NEW YORK - Donald Trump is expected to attend his New York civil fraud trial on Tuesday to face off with his former lawyer and confidant Michael Cohen.
Cohen, who has become one of the former president's most vocal critics, had planned to testify at the trial last week but had to delay his appearance for health reasons.
Trump is not required to attend the proceedings, but he has showed up sporadically and used his appearances to portray himself as the victim of a Democratic Party plot to interfere with his 2024 presidential campaign.
Trump and his two eldest sons are accused of vastly inflating the value of the Trump Organization's real estate assets to receive more favorable bank loans and insurance terms.
The former president does not risk going to jail in the fraud trial, but New York Attorney General Letitia James, a Democrat, is seeking $250 million in penalties and the removal of him and his sons from management of the family empire.
Cohen, who served as Trump's personal lawyer and fixer for years, earning him the nickname "The Pitbull," has been taunting the former president on X, formerly Twitter, ahead of his testimony.
"It appears that I will be reunited with my old client @realDonaldTrump when I testify," he said. "See you there!"
"I will continue to speak truth to power... no matter Donald's continued smear and harassment campaign against me," he added.
It was Cohen's testimony before Congress in 2019 that sparked the investigation by the New York authorities into whether Trump artificially inflated his net worth.
- Hush money case -
Cohen is also expected to be a star witness in a criminal case facing the former president in New York for allegedly paying election-eve hush money to porn star Stormy Daniels.
Trump, the frontrunner for the 2024 Republican presidential nomination, has been charged with 34 felony counts of falsifying business records in connection with the payment.

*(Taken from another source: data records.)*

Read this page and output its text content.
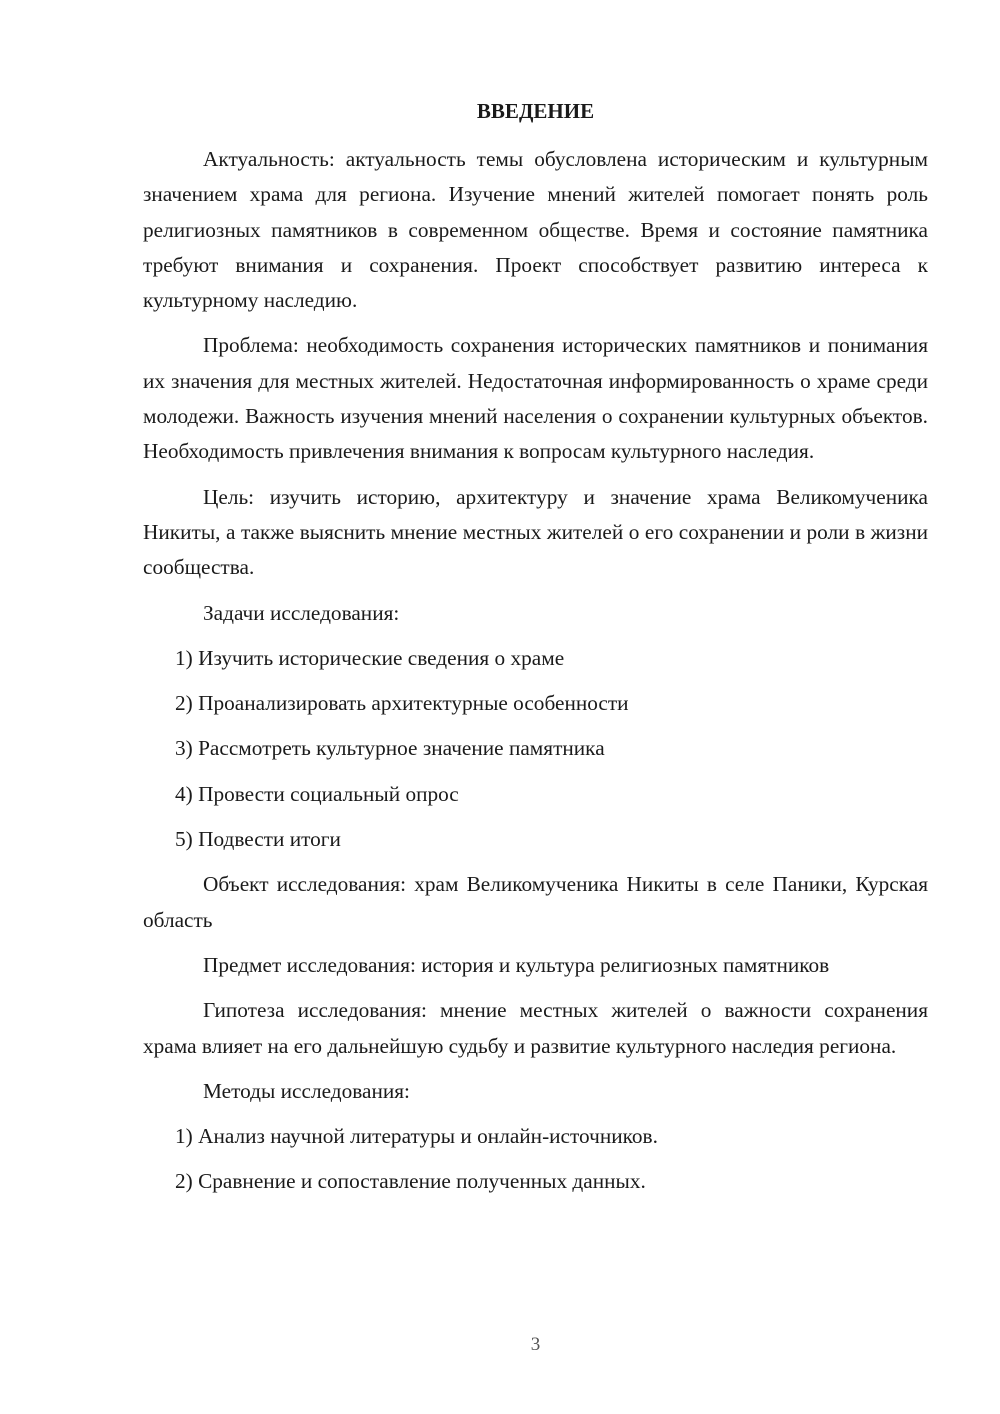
ВВЕДЕНИЕ

Актуальность: актуальность темы обусловлена историческим и культурным значением храма для региона. Изучение мнений жителей помогает понять роль религиозных памятников в современном обществе. Время и состояние памятника требуют внимания и сохранения. Проект способствует развитию интереса к культурному наследию.

Проблема: необходимость сохранения исторических памятников и понимания их значения для местных жителей. Недостаточная информированность о храме среди молодежи. Важность изучения мнений населения о сохранении культурных объектов. Необходимость привлечения внимания к вопросам культурного наследия.

Цель: изучить историю, архитектуру и значение храма Великомученика Никиты, а также выяснить мнение местных жителей о его сохранении и роли в жизни сообщества.

Задачи исследования:

1) Изучить исторические сведения о храме

2) Проанализировать архитектурные особенности

3) Рассмотреть культурное значение памятника

4) Провести социальный опрос

5) Подвести итоги

Объект исследования: храм Великомученика Никиты в селе Паники, Курская область

Предмет исследования: история и культура религиозных памятников

Гипотеза исследования: мнение местных жителей о важности сохранения храма влияет на его дальнейшую судьбу и развитие культурного наследия региона.

Методы исследования:

1) Анализ научной литературы и онлайн-источников.

2) Сравнение и сопоставление полученных данных.

3
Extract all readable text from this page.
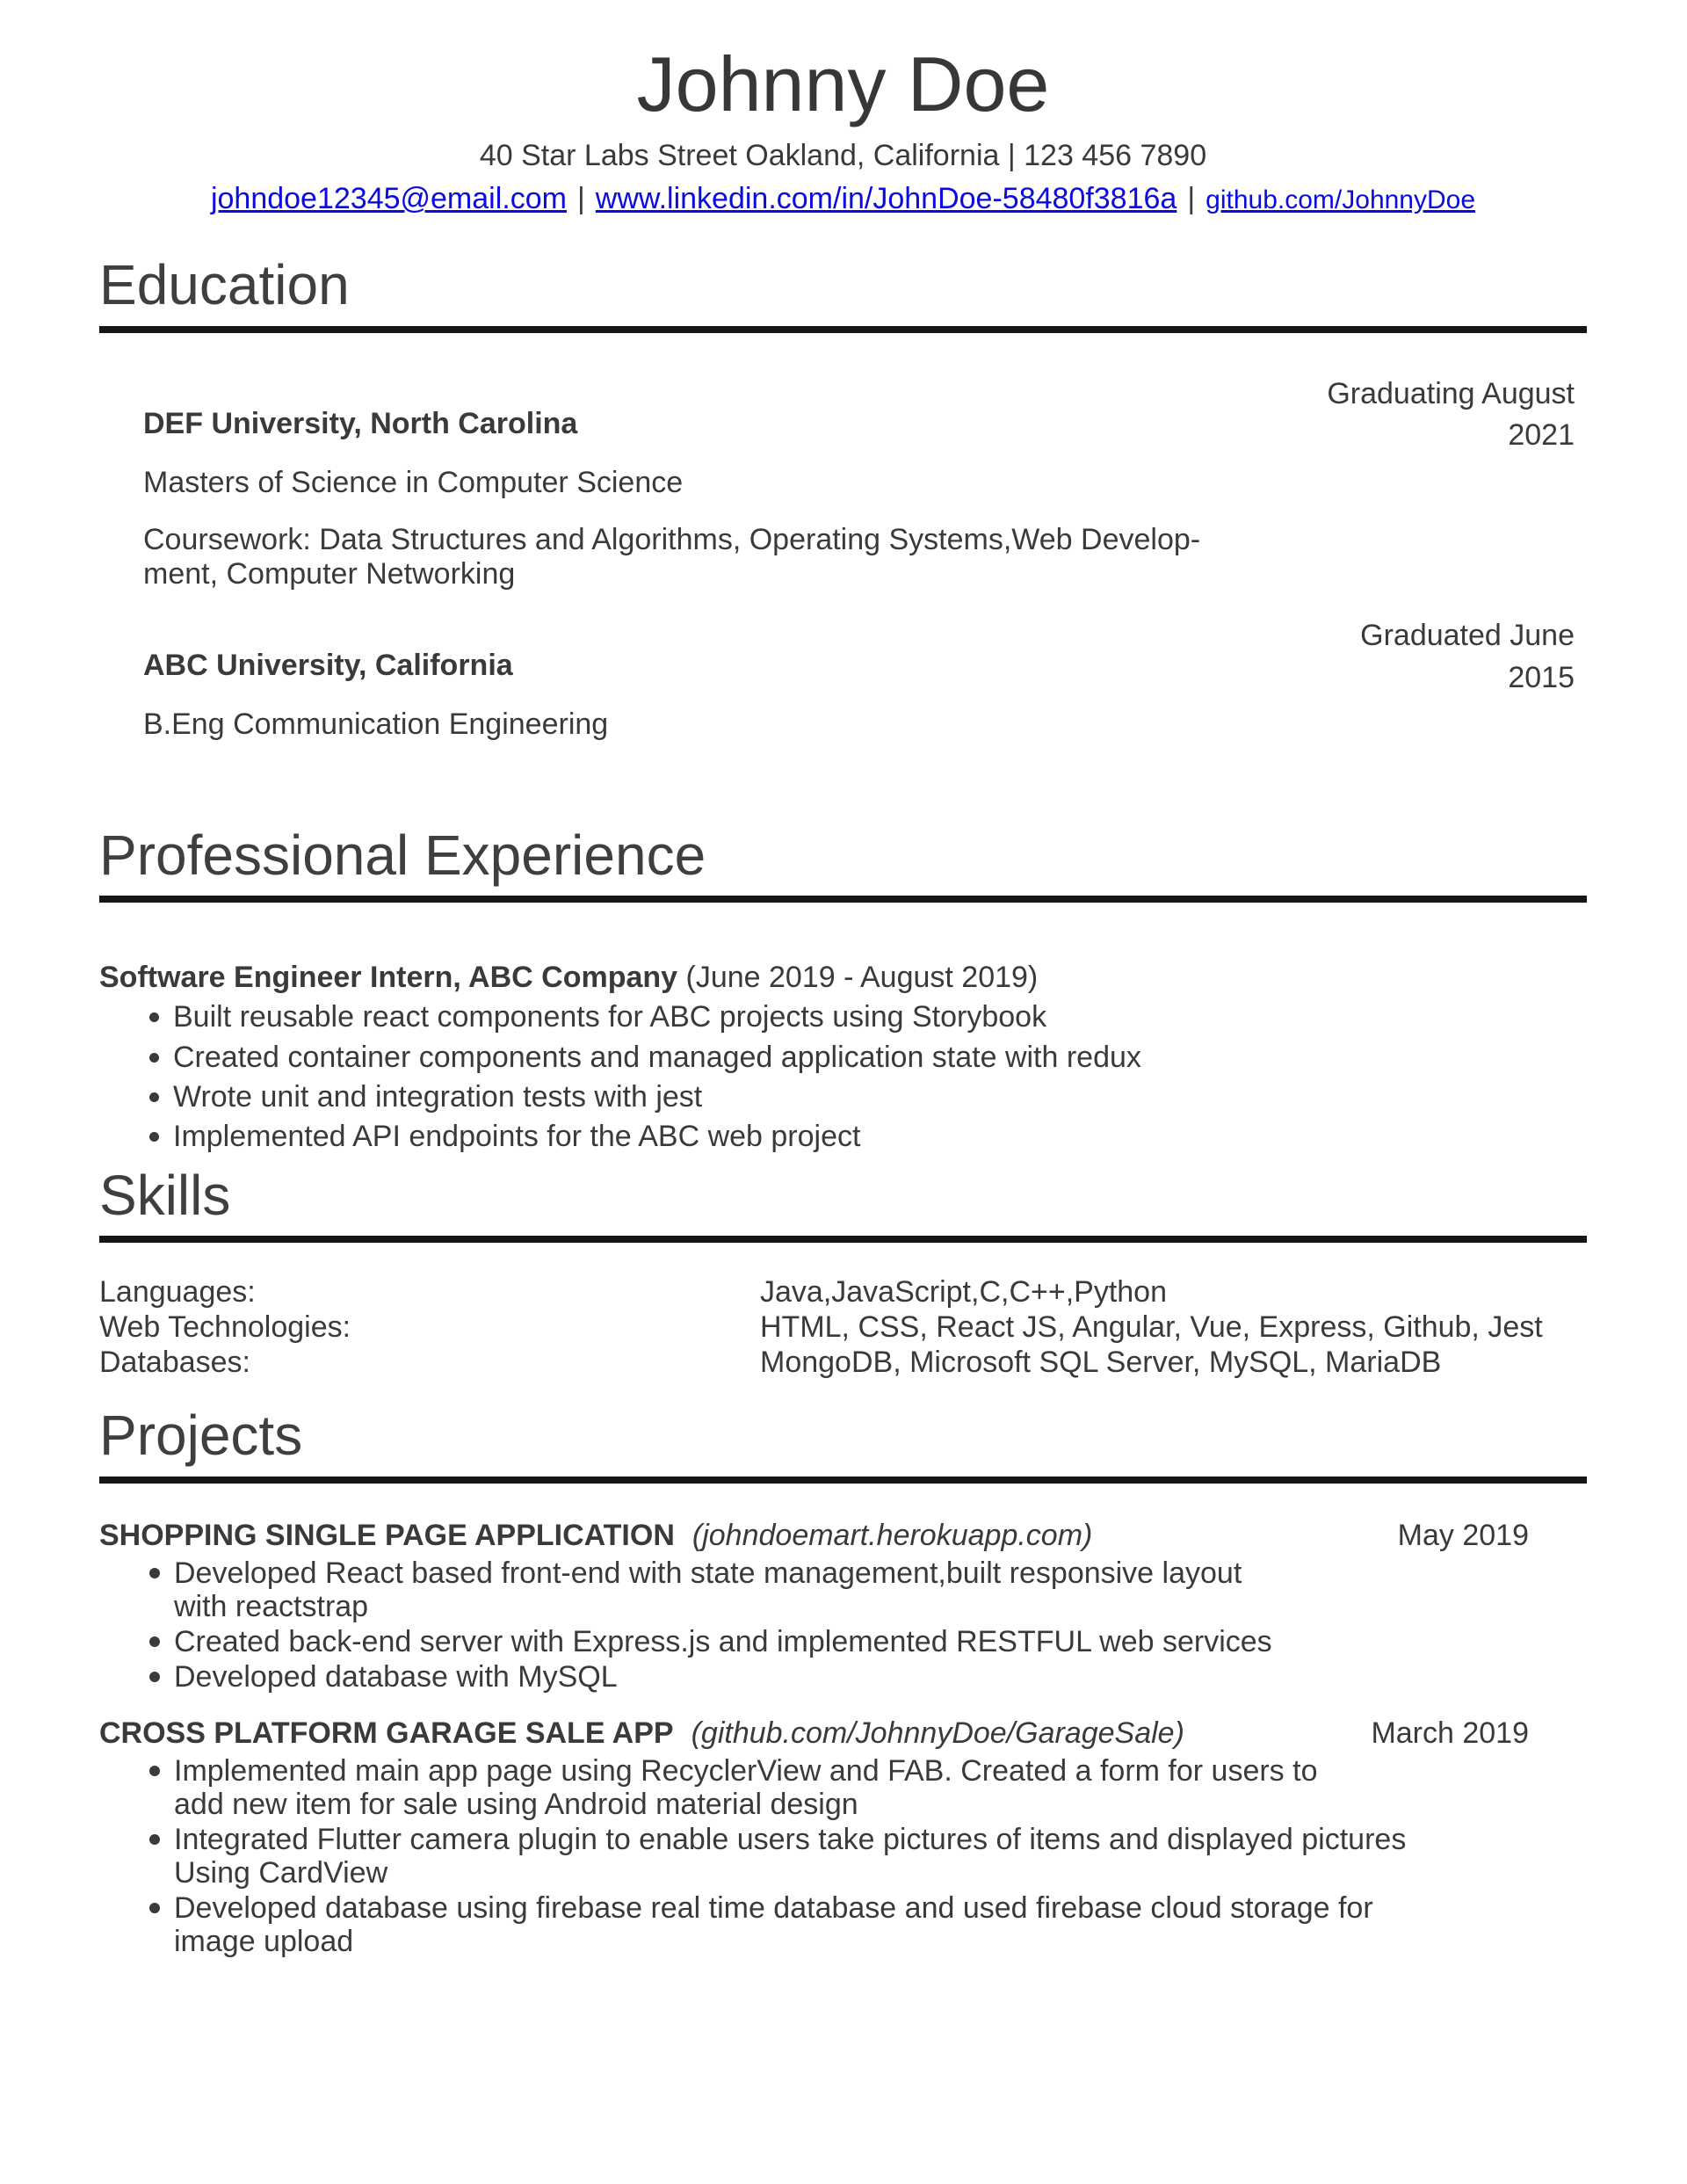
Johnny Doe
40 Star Labs Street Oakland, California | 123 456 7890
johndoe12345@email.com | www.linkedin.com/in/JohnDoe-58480f3816a | github.com/JohnnyDoe
Education
Graduating August
2021
DEF University, North Carolina
Masters of Science in Computer Science
Coursework: Data Structures and Algorithms, Operating Systems,Web Develop-
ment, Computer Networking
Graduated June
2015
ABC University, California
B.Eng Communication Engineering
Professional Experience
Software Engineer Intern, ABC Company (June 2019 - August 2019)
Built reusable react components for ABC projects using Storybook
Created container components and managed application state with redux
Wrote unit and integration tests with jest
Implemented API endpoints for the ABC web project
Skills
Languages:	Java,JavaScript,C,C++,Python
Web Technologies:	HTML, CSS, React JS, Angular, Vue, Express, Github, Jest
Databases:	MongoDB, Microsoft SQL Server, MySQL, MariaDB
Projects
SHOPPING SINGLE PAGE APPLICATION (johndoemart.herokuapp.com)	May 2019
Developed React based front-end with state management,built responsive layout
with reactstrap
Created back-end server with Express.js and implemented RESTFUL web services
Developed database with MySQL
CROSS PLATFORM GARAGE SALE APP (github.com/JohnnyDoe/GarageSale)	March 2019
Implemented main app page using RecyclerView and FAB. Created a form for users to
add new item for sale using Android material design
Integrated Flutter camera plugin to enable users take pictures of items and displayed pictures
Using CardView
Developed database using firebase real time database and used firebase cloud storage for
image upload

He has pleaded not guilty.
Cohen says he arranged the $130,000 payment in exchange for Daniels' silence about a tryst she says she had with Trump in 2006.
Cohen was sentenced in 2018 to three years in prison for crimes including the hush-money case and tax evasion, but was released after a little over a year and served the remainder of his sentence in home confinement.
Trump's defense lawyers are expected to attack Cohen's credibility during his testimony in the civil fraud trial by bringing up his criminal record.
Earlier this month, Trump withdrew a lawsuit he filed against Cohen in April seeking $500 million for alleged breach of attorney-client privilege and a confidentiality agreement.
No reason was given for Trump dropping the suit, but Cohen, 57, noted that it came just days before the former president was scheduled to sit for a deposition.
The civil fraud and hush money cases are just two of several legal battles facing Trump as he seeks to recapture the White House in 2024.
He is to go on trial in Washington in March for conspiring to overturn the results of the 2020 presidential election and in Florida in May on charges of mishandling top secret government documents.
The 77-year-old Trump also faces racketeering charges in Georgia for allegedly conspiring to upend the election results in the southern state.